Padre e figlio condividevano da anni la passione per la caccia e così ieri mattina, come ogni domenica, erano usciti presto per una battuta di caccia al cinghiale. In pochi istanti si è consumata la tragedia: il figlio 34 enne ha sparato un colpo che ha centrato il pieno il padre, Martino Gaudioso di 55 anni,  uccidendolo. E’ successo a Sicignano degli Alburni, nel Salernitano dove la famiglia era molto conosciuta. I due si trovavano in una zona non autorizzata per la caccia al cinghiale, peraltro non ancora aperta. Padre e figlio si erano addentrati nella fittissima boscaglia della zona montagnosa e impervia, quando i cani hanno segnalato la presenza di un cinghiale. Il padre si sarebbe posizionato proprio nella direzione di tiro del figlio, che sentendo prima il rumore di rami secchi e in seguito all’abbaiare dei suoi cani ha visto la sagoma e ha aperto il fuoco colpendo il genitore al ventre, uccidendolo sul colpo.

Immediata la chiamata al 118 da parte del figlio della vittima.
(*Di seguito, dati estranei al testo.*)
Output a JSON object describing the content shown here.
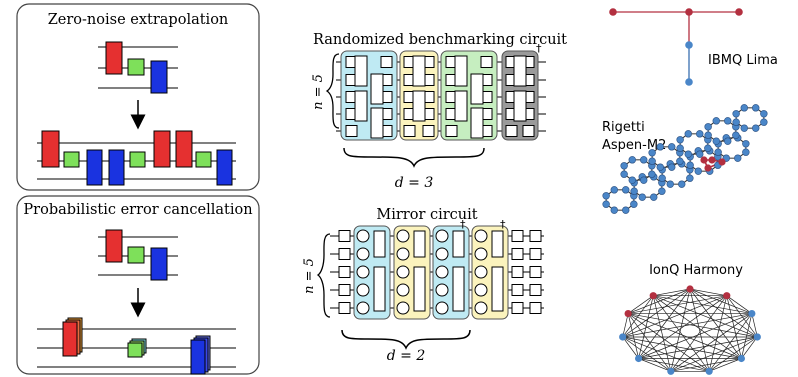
{
  "panels": {
    "zne": {
      "title": "Zero-noise extrapolation"
    },
    "pec": {
      "title": "Probabilistic error cancellation"
    }
  },
  "circuits": {
    "rb": {
      "title": "Randomized benchmarking circuit",
      "n_label": "n = 5",
      "d_label": "d = 3",
      "dagger": "†"
    },
    "mirror": {
      "title": "Mirror circuit",
      "n_label": "n = 5",
      "d_label": "d = 2",
      "dagger": "†"
    }
  },
  "devices": {
    "ibmq": {
      "label": "IBMQ Lima"
    },
    "rigetti": {
      "label_line1": "Rigetti",
      "label_line2": "Aspen-M2"
    },
    "ionq": {
      "label": "IonQ Harmony"
    }
  },
  "colors": {
    "gate_red": "#e53030",
    "gate_green": "#7ee05a",
    "gate_blue": "#1a33e0",
    "layer_cyan": "#bfeaf3",
    "layer_yellow": "#fbf3bd",
    "layer_green": "#c6eec0",
    "layer_gray": "#9a9a9a",
    "node_blue": "#4a86c8",
    "node_red": "#b33040",
    "edge_red": "#b33040",
    "edge_blue": "#3a6fb0"
  }
}
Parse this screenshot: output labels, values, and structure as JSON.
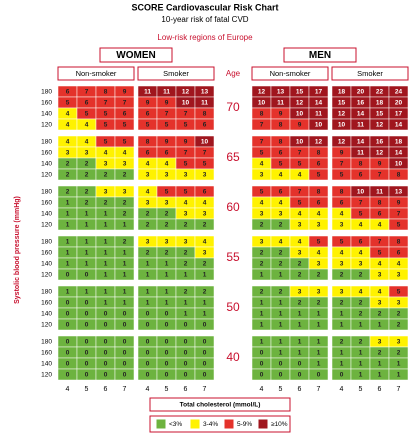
{
  "header": {
    "title": "SCORE Cardiovascular Risk Chart",
    "subtitle": "10-year risk of fatal CVD",
    "region": "Low-risk regions of Europe"
  },
  "age_label": "Age",
  "sbp_label": "Systolic blood pressure (mmHg)",
  "sbp_levels": [
    180,
    160,
    140,
    120
  ],
  "cholesterol_levels": [
    4,
    5,
    6,
    7
  ],
  "cholesterol_label": "Total cholesterol (mmol/L)",
  "ages": [
    70,
    65,
    60,
    55,
    50,
    40
  ],
  "sexes": [
    {
      "label": "WOMEN",
      "groups": [
        {
          "label": "Non-smoker",
          "blocks": [
            [
              [
                6,
                7,
                8,
                9
              ],
              [
                5,
                6,
                7,
                7
              ],
              [
                4,
                5,
                5,
                6
              ],
              [
                4,
                4,
                5,
                5
              ]
            ],
            [
              [
                4,
                4,
                5,
                5
              ],
              [
                3,
                3,
                4,
                4
              ],
              [
                2,
                2,
                3,
                3
              ],
              [
                2,
                2,
                2,
                2
              ]
            ],
            [
              [
                2,
                2,
                3,
                3
              ],
              [
                1,
                2,
                2,
                2
              ],
              [
                1,
                1,
                1,
                2
              ],
              [
                1,
                1,
                1,
                1
              ]
            ],
            [
              [
                1,
                1,
                1,
                2
              ],
              [
                1,
                1,
                1,
                1
              ],
              [
                1,
                1,
                1,
                1
              ],
              [
                0,
                0,
                1,
                1
              ]
            ],
            [
              [
                1,
                1,
                1,
                1
              ],
              [
                0,
                0,
                1,
                1
              ],
              [
                0,
                0,
                0,
                0
              ],
              [
                0,
                0,
                0,
                0
              ]
            ],
            [
              [
                0,
                0,
                0,
                0
              ],
              [
                0,
                0,
                0,
                0
              ],
              [
                0,
                0,
                0,
                0
              ],
              [
                0,
                0,
                0,
                0
              ]
            ]
          ]
        },
        {
          "label": "Smoker",
          "blocks": [
            [
              [
                11,
                11,
                12,
                13
              ],
              [
                9,
                9,
                10,
                11
              ],
              [
                6,
                7,
                7,
                8
              ],
              [
                5,
                5,
                5,
                6
              ]
            ],
            [
              [
                8,
                9,
                9,
                10
              ],
              [
                6,
                6,
                7,
                7
              ],
              [
                4,
                4,
                5,
                5
              ],
              [
                3,
                3,
                3,
                3
              ]
            ],
            [
              [
                4,
                5,
                5,
                6
              ],
              [
                3,
                3,
                4,
                4
              ],
              [
                2,
                2,
                3,
                3
              ],
              [
                2,
                2,
                2,
                2
              ]
            ],
            [
              [
                3,
                3,
                3,
                4
              ],
              [
                2,
                2,
                2,
                3
              ],
              [
                1,
                1,
                2,
                2
              ],
              [
                1,
                1,
                1,
                1
              ]
            ],
            [
              [
                1,
                1,
                2,
                2
              ],
              [
                1,
                1,
                1,
                1
              ],
              [
                0,
                0,
                1,
                1
              ],
              [
                0,
                0,
                0,
                0
              ]
            ],
            [
              [
                0,
                0,
                0,
                0
              ],
              [
                0,
                0,
                0,
                0
              ],
              [
                0,
                0,
                0,
                0
              ],
              [
                0,
                0,
                0,
                0
              ]
            ]
          ]
        }
      ]
    },
    {
      "label": "MEN",
      "groups": [
        {
          "label": "Non-smoker",
          "blocks": [
            [
              [
                12,
                13,
                15,
                17
              ],
              [
                10,
                11,
                12,
                14
              ],
              [
                8,
                9,
                10,
                11
              ],
              [
                7,
                8,
                9,
                10
              ]
            ],
            [
              [
                7,
                8,
                10,
                12
              ],
              [
                5,
                6,
                7,
                8
              ],
              [
                4,
                5,
                5,
                6
              ],
              [
                3,
                4,
                4,
                5
              ]
            ],
            [
              [
                5,
                6,
                7,
                8
              ],
              [
                4,
                4,
                5,
                6
              ],
              [
                3,
                3,
                4,
                4
              ],
              [
                2,
                2,
                3,
                3
              ]
            ],
            [
              [
                3,
                4,
                4,
                5
              ],
              [
                2,
                2,
                3,
                4
              ],
              [
                2,
                2,
                2,
                3
              ],
              [
                1,
                1,
                2,
                2
              ]
            ],
            [
              [
                2,
                2,
                3,
                3
              ],
              [
                1,
                1,
                2,
                2
              ],
              [
                1,
                1,
                1,
                1
              ],
              [
                1,
                1,
                1,
                1
              ]
            ],
            [
              [
                1,
                1,
                1,
                1
              ],
              [
                0,
                1,
                1,
                1
              ],
              [
                0,
                0,
                0,
                1
              ],
              [
                0,
                0,
                0,
                0
              ]
            ]
          ]
        },
        {
          "label": "Smoker",
          "blocks": [
            [
              [
                18,
                20,
                22,
                24
              ],
              [
                15,
                16,
                18,
                20
              ],
              [
                12,
                14,
                15,
                17
              ],
              [
                10,
                11,
                12,
                14
              ]
            ],
            [
              [
                12,
                14,
                16,
                18
              ],
              [
                9,
                11,
                12,
                14
              ],
              [
                7,
                8,
                9,
                10
              ],
              [
                5,
                6,
                7,
                8
              ]
            ],
            [
              [
                8,
                10,
                11,
                13
              ],
              [
                6,
                7,
                8,
                9
              ],
              [
                4,
                5,
                6,
                7
              ],
              [
                3,
                4,
                4,
                5
              ]
            ],
            [
              [
                5,
                6,
                7,
                8
              ],
              [
                4,
                4,
                5,
                6
              ],
              [
                3,
                3,
                4,
                4
              ],
              [
                2,
                2,
                3,
                3
              ]
            ],
            [
              [
                3,
                4,
                4,
                5
              ],
              [
                2,
                2,
                3,
                3
              ],
              [
                1,
                2,
                2,
                2
              ],
              [
                1,
                1,
                1,
                2
              ]
            ],
            [
              [
                2,
                2,
                3,
                3
              ],
              [
                1,
                1,
                2,
                2
              ],
              [
                1,
                1,
                1,
                1
              ],
              [
                0,
                1,
                1,
                1
              ]
            ]
          ]
        }
      ]
    }
  ],
  "legend": [
    {
      "label": "<3%",
      "color": "#6db33f"
    },
    {
      "label": "3-4%",
      "color": "#fff200"
    },
    {
      "label": "5-9%",
      "color": "#e4322b"
    },
    {
      "label": "≥10%",
      "color": "#a0161e"
    }
  ]
}
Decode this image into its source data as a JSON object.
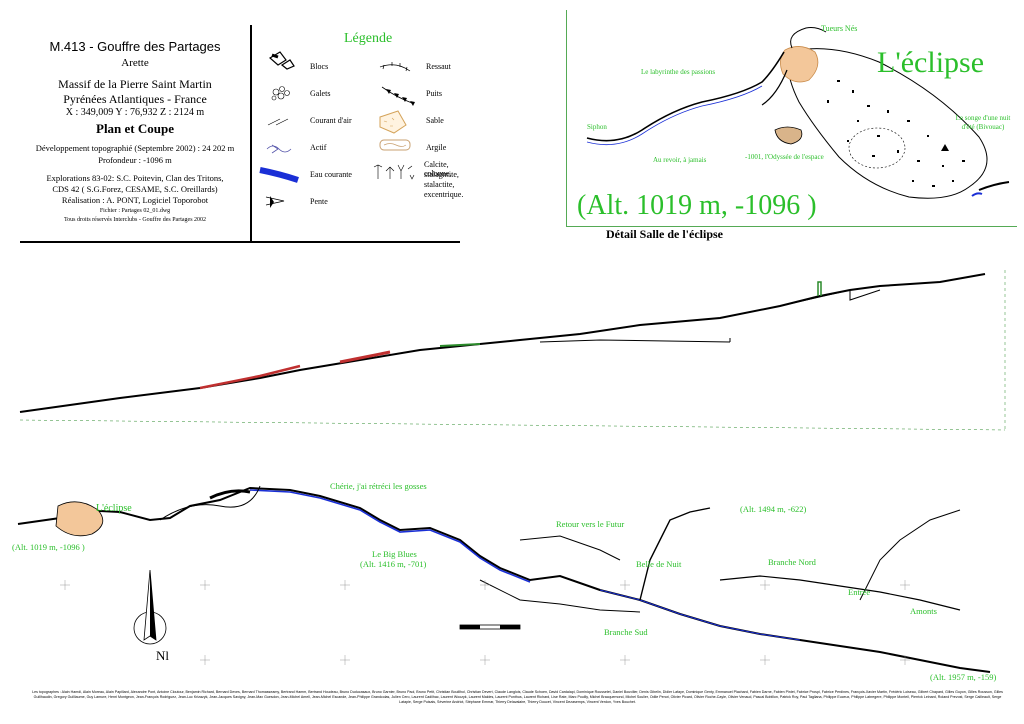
{
  "title_block": {
    "code_name": "M.413 - Gouffre des Partages",
    "commune": "Arette",
    "massif": "Massif de la Pierre Saint Martin",
    "region": "Pyrénées Atlantiques - France",
    "coords": "X : 349,009 Y : 76,932 Z : 2124 m",
    "plan_title": "Plan et Coupe",
    "development": "Développement topographié (Septembre 2002) : 24 202 m",
    "depth": "Profondeur : -1096 m",
    "explorations": "Explorations 83-02: S.C. Poitevin, Clan des Tritons,",
    "explorations2": "CDS 42 ( S.G.Forez, CESAME, S.C. Oreillards)",
    "realisation": "Réalisation : A. PONT, Logiciel Toporobot",
    "file": "Fichier : Partages 02_01.dwg",
    "rights": "Tous droits réservés Interclubs - Gouffre des Partages 2002"
  },
  "legend": {
    "title": "Légende",
    "items": [
      {
        "label": "Blocs",
        "icon": "blocks-icon"
      },
      {
        "label": "Galets",
        "icon": "pebbles-icon"
      },
      {
        "label": "Courant d'air",
        "icon": "air-current-icon"
      },
      {
        "label": "Actif",
        "icon": "active-stream-icon"
      },
      {
        "label": "Eau courante",
        "icon": "running-water-icon",
        "color": "#1a2fd6"
      },
      {
        "label": "Pente",
        "icon": "slope-icon"
      },
      {
        "label": "Ressaut",
        "icon": "step-icon"
      },
      {
        "label": "Puits",
        "icon": "pit-icon"
      },
      {
        "label": "Sable",
        "icon": "sand-icon",
        "color": "#d4a35a"
      },
      {
        "label": "Argile",
        "icon": "clay-icon",
        "color": "#c8a070"
      },
      {
        "label": "Calcite, colonne,",
        "icon": "calcite-icon"
      },
      {
        "label": "stalagmite,",
        "icon": ""
      },
      {
        "label": "stalactite,",
        "icon": ""
      },
      {
        "label": "excentrique.",
        "icon": ""
      }
    ]
  },
  "detail": {
    "name": "L'éclipse",
    "altitude": "(Alt. 1019 m, -1096 )",
    "caption": "Détail Salle de l'éclipse",
    "labels": {
      "tueurs": "Tueurs Nés",
      "labyrinthe": "Le labyrinthe des passions",
      "siphon": "Siphon",
      "revoir": "Au revoir, à jamais",
      "odyssee": "-1001, l'Odyssée de l'espace",
      "songe": "Le songe d'une nuit d'été (Bivouac)"
    }
  },
  "plan": {
    "eclipse": "L'éclipse",
    "eclipse_alt": "(Alt. 1019 m, -1096 )",
    "cherie": "Chérie, j'ai rétréci les gosses",
    "big_blues": "Le Big Blues",
    "big_blues_alt": "(Alt. 1416 m, -701)",
    "retour": "Retour vers le Futur",
    "alt_1494": "(Alt. 1494 m, -622)",
    "belle_nuit": "Belle de Nuit",
    "branche_nord": "Branche Nord",
    "entree": "Entrée",
    "amonts": "Amonts",
    "branche_sud": "Branche Sud",
    "alt_1957": "(Alt. 1957 m, -159)",
    "north": "Nl"
  },
  "colors": {
    "label_green": "#2bbf2b",
    "water_blue": "#1a2fd6",
    "sand_orange": "#e0a050"
  },
  "credits": "Les topographes : Alain Hamdi, Alain Moreau, Alain Papillard, Alexandre Pont, Antoine Cloutour, Benjamin Richard, Bernard Deves, Bernard Thomasseamy, Bertrand Hamm, Bertrand Houdeau, Bruno Duducasaux, Bruno Garnier, Bruno Paol, Bruno Petit, Christian Bouillhol, Christian Devert, Claude Langlois, Claude Schoen, David Cardalapi, Dominique Rousselet, Daniel Bouvilier, Denis Gibelin, Didier Lafaye, Dominique Genty, Emmanuel Plachard, Fabien Darne, Fabien Pinlet, Fabrice Prospi, Fabrice Perdines, François-Xavier Martin, Frédéric Loiseau, Gilbert Chapard, Gilles Guyon, Gilles Rousson, Gilles Guillhaudin, Gregory Guilliaume, Guy Lamure, Henri Montgeon, Jean-François Rodriguez, Jean-Luc Krizazyk, Jean-Jacques Savigny, Jean-Max Guesdon, Jean-Michel Amell, Jean-Michel Escande, Jean-Philippe Grandcolas, Julien Cero, Laurent Cadilhac, Laurent Woozyk, Laurent Maldes, Laurent Ponthus, Laurent Richard, Lise Rate, Marc Pouilly, Michel Bracquemond, Michel Soulier, Odile Penot, Olivier Picard, Olivier Roche-Cayle, Olivier Venaud, Pascal Bobillon, Patrick Roy, Paul Tagliana, Philippe Euceux, Philippe Labregere, Philippe Monteil, Pierrick Leinard, Roland Prevost, Serge Cailleault, Serge Latapie, Serge Puisais, Séverine Andriot, Stéphane Emmar, Thierry Delavalaire, Thierry Doucet, Vincent Dezasemps, Vincent Verdon, Yves Bouchet."
}
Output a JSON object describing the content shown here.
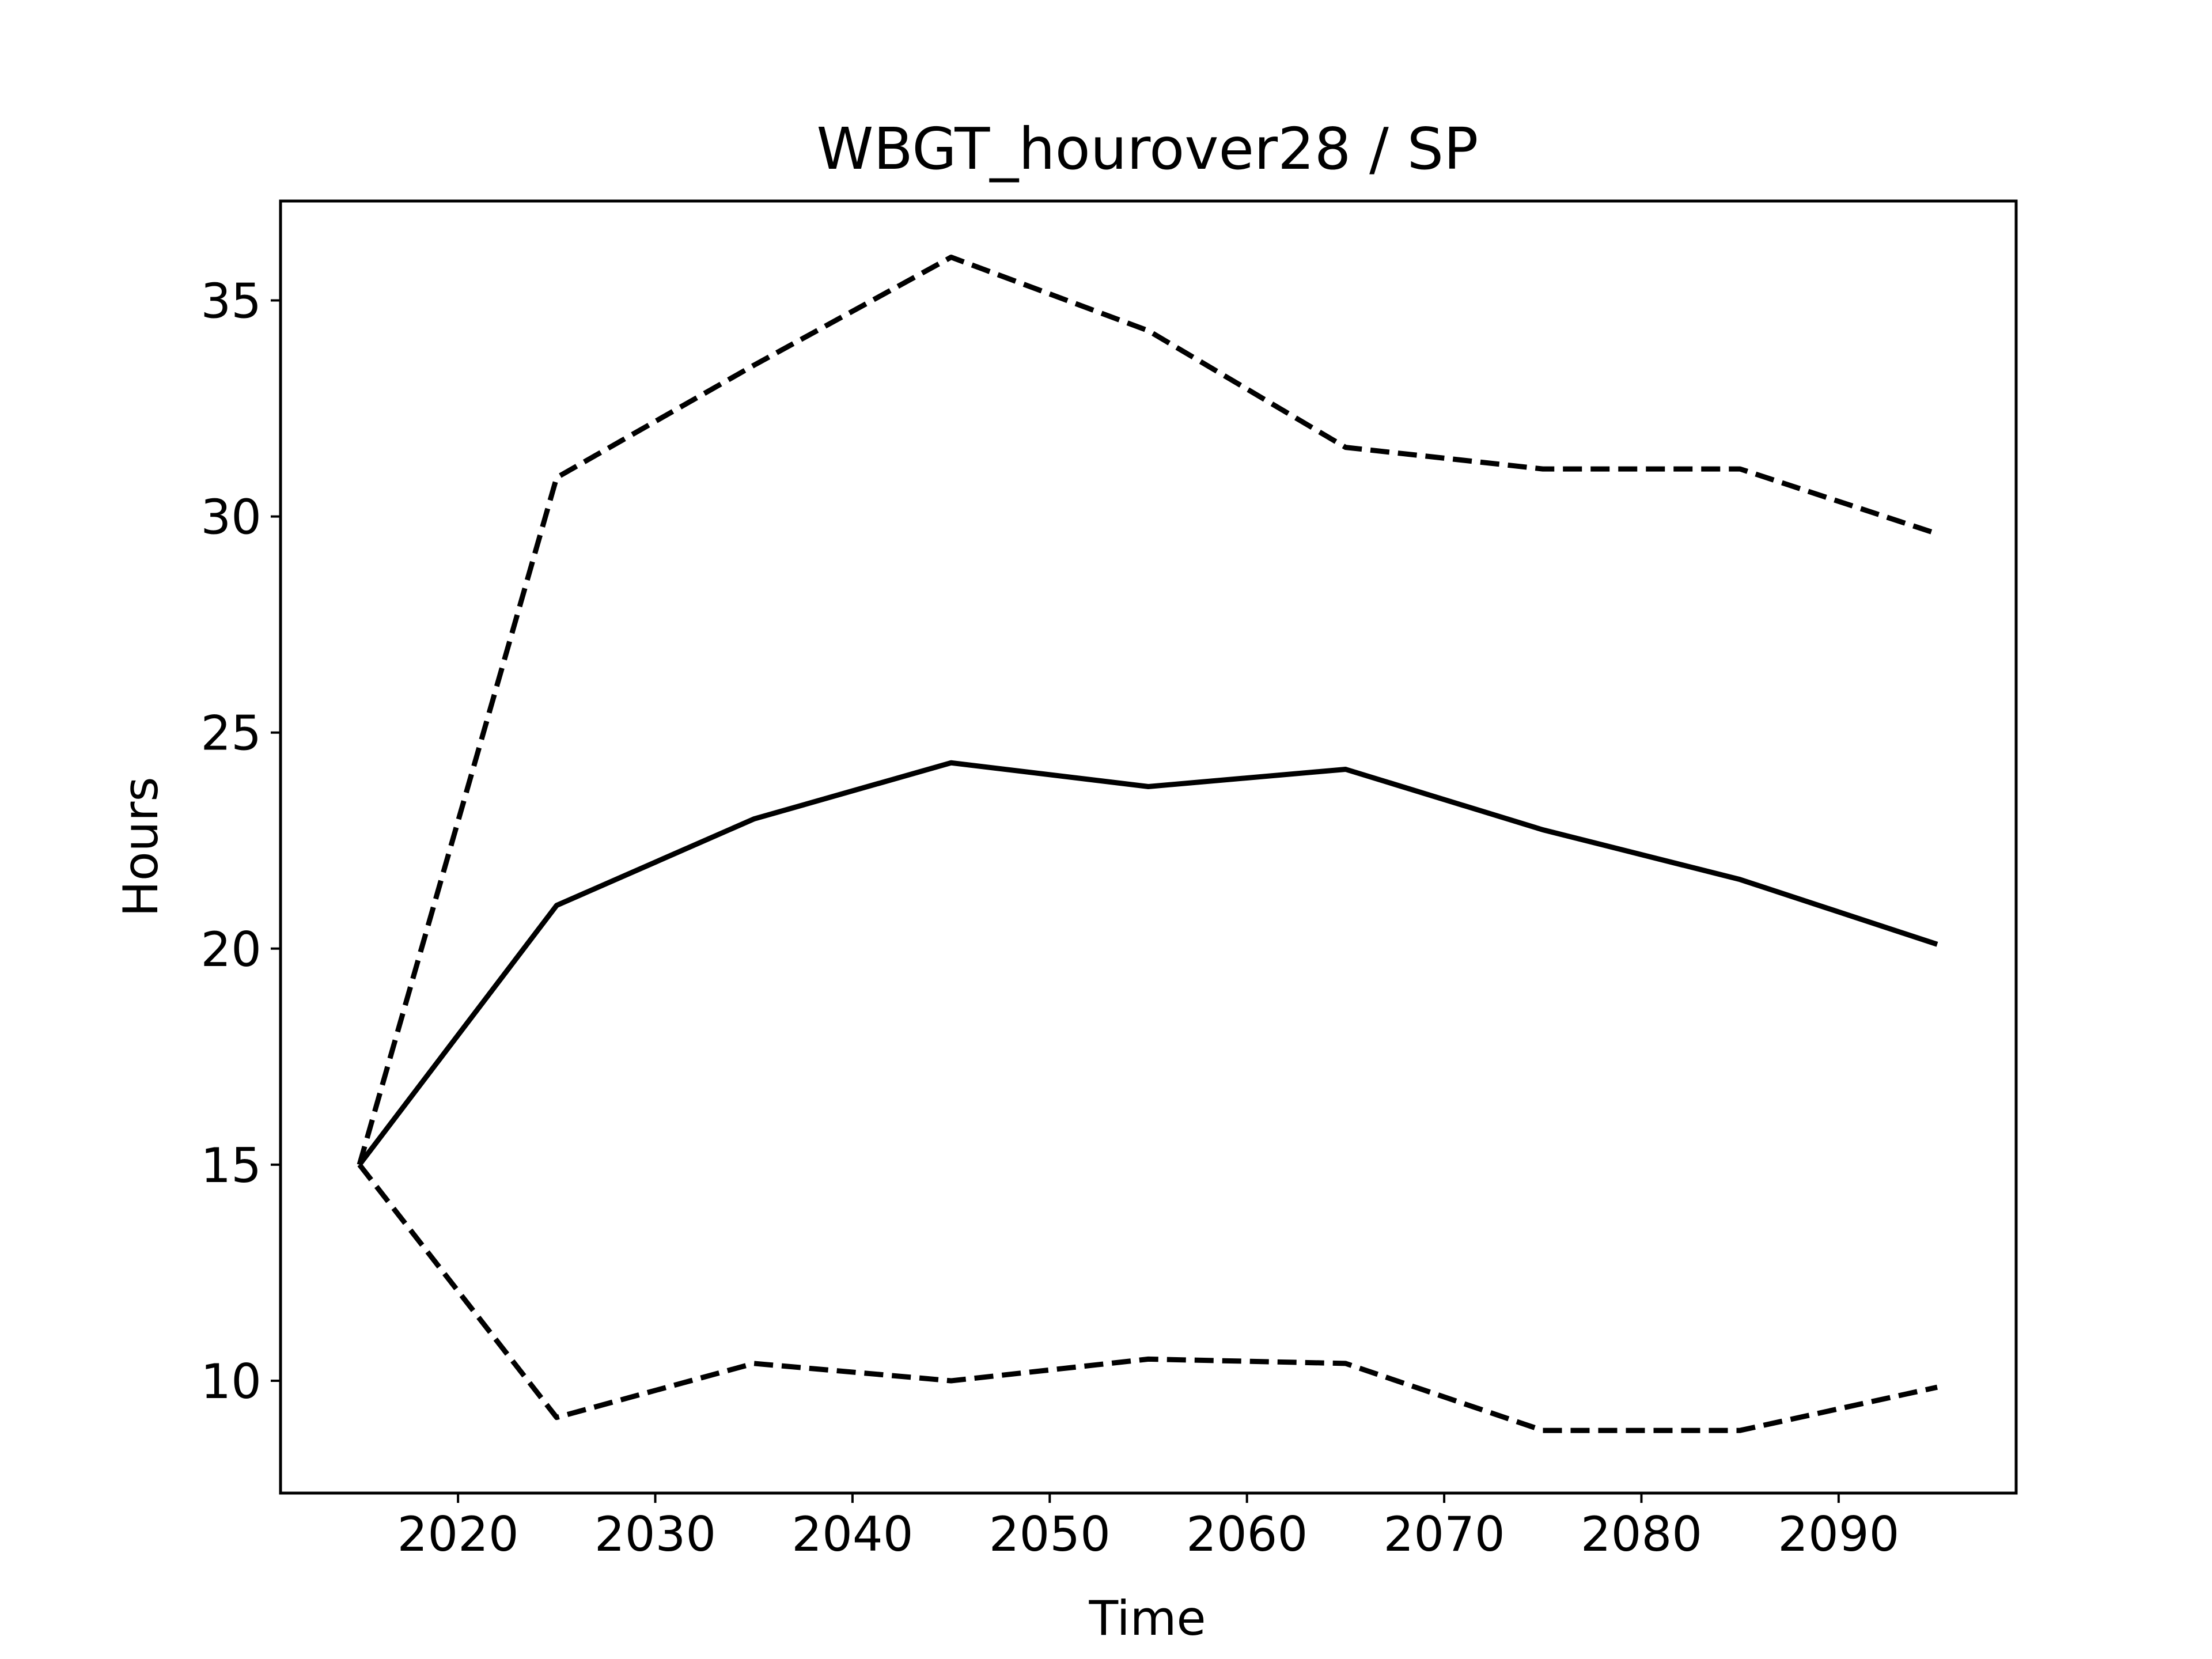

I sanitari giunti sul posto hanno potuto solo costatare il decesso dell’uomo. I carabinieri della sezione operativa di Eboli, insieme a quelli della stazione di Postiglione, a conclusione degli accertamenti, hanno denunciato in stato di libertà il 34enne per omicidio colposo, oltre al reato di attività venatoria di frodo. I militari hanno sequestrato le armi e il porto d’armi dei due. In quella zona vige attualmente il divieto di caccia ai cinghiali.